Stories and Recipes From a Southern Chef

by Vishwesh Bhatt with Sarah Camp Milam ; photographed by Angie Mosier

Pub Date: Aug. 16th, 2022
ISBN: 978-1-324-00606-0
Publisher: Norton

A noted Southern chef delivers a palate-pleasing blend of memoir and recipes.

“Recently, someone important asked me if I consider myself a Southern chef. The answer is absolutely yes…this is where I have made my home, and this is where I make my living.” So writes Bhatt, who has headed numerous kitchens in Oxford, Mississippi, since 1992. Born in Gujarat, he came to the U.S. with a wealth of Indian recipes learned in his mother’s kitchen.

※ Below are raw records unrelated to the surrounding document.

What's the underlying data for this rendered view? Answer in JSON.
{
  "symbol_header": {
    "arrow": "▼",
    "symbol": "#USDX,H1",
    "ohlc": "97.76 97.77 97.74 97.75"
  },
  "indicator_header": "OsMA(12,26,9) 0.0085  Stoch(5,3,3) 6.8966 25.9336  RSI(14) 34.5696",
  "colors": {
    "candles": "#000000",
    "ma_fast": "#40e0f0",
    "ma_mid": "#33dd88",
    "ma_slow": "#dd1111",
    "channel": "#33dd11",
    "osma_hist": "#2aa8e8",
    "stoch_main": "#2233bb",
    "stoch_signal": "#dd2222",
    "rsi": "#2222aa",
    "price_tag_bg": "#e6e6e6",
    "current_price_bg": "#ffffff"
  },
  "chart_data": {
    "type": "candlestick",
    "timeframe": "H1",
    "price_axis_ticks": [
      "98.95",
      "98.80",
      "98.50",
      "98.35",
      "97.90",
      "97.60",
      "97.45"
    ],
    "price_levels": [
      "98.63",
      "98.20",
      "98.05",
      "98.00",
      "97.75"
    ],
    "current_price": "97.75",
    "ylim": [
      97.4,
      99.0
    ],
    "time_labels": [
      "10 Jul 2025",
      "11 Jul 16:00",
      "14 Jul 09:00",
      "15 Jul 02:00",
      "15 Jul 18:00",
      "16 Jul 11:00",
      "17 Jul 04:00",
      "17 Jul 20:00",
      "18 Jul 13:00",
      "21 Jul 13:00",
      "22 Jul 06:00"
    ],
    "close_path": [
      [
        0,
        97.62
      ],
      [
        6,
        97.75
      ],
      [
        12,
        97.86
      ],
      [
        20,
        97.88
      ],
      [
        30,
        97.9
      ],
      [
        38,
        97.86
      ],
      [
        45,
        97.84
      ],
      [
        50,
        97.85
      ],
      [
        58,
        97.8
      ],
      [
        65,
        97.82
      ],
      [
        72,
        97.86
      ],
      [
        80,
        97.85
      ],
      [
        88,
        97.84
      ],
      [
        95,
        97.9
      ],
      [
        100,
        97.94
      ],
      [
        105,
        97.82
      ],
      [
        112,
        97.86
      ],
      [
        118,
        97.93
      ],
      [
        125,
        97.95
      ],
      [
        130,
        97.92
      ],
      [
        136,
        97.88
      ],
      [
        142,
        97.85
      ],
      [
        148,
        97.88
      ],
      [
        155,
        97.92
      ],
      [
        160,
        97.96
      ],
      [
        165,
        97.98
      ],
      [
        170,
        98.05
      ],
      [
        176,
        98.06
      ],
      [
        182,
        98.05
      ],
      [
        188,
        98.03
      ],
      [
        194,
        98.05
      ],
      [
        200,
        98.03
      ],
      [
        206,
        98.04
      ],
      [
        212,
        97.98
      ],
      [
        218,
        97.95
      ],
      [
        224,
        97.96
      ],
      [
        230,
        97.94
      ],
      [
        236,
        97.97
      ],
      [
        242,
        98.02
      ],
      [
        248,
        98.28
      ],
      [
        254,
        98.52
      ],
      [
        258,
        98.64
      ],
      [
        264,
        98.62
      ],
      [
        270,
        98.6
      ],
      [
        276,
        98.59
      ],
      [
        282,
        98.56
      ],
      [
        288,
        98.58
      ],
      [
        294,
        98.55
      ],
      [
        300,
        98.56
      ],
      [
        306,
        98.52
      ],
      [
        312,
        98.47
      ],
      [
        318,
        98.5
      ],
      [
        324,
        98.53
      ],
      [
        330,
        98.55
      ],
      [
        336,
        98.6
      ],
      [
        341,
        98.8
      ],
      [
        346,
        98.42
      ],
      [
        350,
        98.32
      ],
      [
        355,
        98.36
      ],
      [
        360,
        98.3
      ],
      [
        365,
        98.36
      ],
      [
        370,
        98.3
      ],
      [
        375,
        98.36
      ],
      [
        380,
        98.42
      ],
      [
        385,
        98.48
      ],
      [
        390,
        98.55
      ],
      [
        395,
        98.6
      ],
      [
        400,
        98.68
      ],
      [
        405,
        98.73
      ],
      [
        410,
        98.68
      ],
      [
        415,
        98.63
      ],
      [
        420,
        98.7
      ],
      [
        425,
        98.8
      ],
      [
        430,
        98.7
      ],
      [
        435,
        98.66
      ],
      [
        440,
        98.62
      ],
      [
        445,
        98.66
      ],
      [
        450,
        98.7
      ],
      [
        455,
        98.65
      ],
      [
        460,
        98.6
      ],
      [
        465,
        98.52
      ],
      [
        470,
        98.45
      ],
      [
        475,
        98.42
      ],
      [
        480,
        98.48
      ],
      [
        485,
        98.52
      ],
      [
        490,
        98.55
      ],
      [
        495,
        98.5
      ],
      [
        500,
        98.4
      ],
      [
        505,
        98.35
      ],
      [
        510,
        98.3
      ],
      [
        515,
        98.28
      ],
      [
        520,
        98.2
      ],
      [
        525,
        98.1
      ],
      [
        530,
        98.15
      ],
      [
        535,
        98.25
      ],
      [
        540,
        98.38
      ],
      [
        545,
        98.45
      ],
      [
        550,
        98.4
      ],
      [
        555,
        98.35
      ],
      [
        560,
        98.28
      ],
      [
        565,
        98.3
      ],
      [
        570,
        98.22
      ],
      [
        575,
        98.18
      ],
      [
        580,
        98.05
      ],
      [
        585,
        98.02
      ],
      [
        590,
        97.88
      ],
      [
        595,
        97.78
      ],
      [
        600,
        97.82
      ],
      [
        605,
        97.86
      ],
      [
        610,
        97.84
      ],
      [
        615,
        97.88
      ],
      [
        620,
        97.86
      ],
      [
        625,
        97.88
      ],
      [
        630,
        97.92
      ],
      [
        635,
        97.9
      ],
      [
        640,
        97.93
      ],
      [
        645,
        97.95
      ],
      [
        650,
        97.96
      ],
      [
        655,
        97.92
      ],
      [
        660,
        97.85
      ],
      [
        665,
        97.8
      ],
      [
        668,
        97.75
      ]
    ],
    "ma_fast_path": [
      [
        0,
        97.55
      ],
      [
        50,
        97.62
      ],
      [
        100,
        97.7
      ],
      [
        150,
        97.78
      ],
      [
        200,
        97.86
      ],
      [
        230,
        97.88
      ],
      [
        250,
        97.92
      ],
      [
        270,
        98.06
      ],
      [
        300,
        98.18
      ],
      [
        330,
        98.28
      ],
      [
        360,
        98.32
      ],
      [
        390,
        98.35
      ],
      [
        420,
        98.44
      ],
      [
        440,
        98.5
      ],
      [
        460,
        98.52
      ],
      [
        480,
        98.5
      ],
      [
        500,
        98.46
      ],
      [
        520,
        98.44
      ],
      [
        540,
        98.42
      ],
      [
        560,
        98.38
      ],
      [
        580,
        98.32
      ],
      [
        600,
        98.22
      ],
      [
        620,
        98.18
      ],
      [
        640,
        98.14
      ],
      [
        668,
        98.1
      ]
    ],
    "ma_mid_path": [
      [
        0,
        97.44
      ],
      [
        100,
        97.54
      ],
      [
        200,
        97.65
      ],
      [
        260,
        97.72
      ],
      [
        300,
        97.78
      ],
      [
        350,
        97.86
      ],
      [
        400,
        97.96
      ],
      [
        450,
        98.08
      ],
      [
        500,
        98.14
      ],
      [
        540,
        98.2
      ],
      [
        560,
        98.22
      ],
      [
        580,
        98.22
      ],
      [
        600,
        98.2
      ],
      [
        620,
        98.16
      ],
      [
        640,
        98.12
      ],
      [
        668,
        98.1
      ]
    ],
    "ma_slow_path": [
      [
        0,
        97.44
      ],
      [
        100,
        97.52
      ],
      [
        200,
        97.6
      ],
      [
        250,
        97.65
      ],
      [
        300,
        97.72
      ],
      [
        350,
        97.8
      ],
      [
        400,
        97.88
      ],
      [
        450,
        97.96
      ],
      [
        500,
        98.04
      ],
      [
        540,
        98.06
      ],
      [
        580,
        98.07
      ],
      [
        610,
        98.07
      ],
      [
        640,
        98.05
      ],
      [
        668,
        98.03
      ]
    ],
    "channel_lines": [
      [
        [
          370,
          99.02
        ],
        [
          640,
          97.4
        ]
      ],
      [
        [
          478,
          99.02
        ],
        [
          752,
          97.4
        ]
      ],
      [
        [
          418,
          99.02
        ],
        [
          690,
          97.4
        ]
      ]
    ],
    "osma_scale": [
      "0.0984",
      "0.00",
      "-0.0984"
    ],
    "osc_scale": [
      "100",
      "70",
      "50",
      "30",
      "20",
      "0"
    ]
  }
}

He pointedly asserts his status as a Southern chef who knows that grits and curry belong together and that the two food traditions (which, of course, each embrace countless other food traditions) have plenty of affinities, including a love of vegetables straight out of the garden and of rice, especially now that the South has increasingly become a place of settlement for new arrivals from Latin America and Asia and has grown more open to new foodways. “I grew up eating okra, black-eyed peas, fresh tomatoes, and lima beans,” Bhatt writes. Those Indian staples are Southern ones, too. Still, the author brings plenty new to the table, such as a lively dish of coal-roasted sweet potatoes flavored with ghee, cloves, nutmeg, and lots of black pepper. Some of his dishes pass muster in a Southern setting but would likely scandalize the folks back home, as with a recipe for tandoori pork marinated in yogurt. Most of the recipes, however, travel easily between the continents—e.g., a variation on collard greens and cornbread that yields a treat “just like a pakora made with corn and spinach or fenugreek leaves that I had as a child.” Bhatt closes with a listing of dishes built around occasions such as brunch (tomato-coconut chutney) and winter dinners (Afghan-style spinach with dill and cilantro) that will send readers to the kitchen straightaway.

Bhatt makes a convincing case for a Southern cuisine based on both tradition and innovation.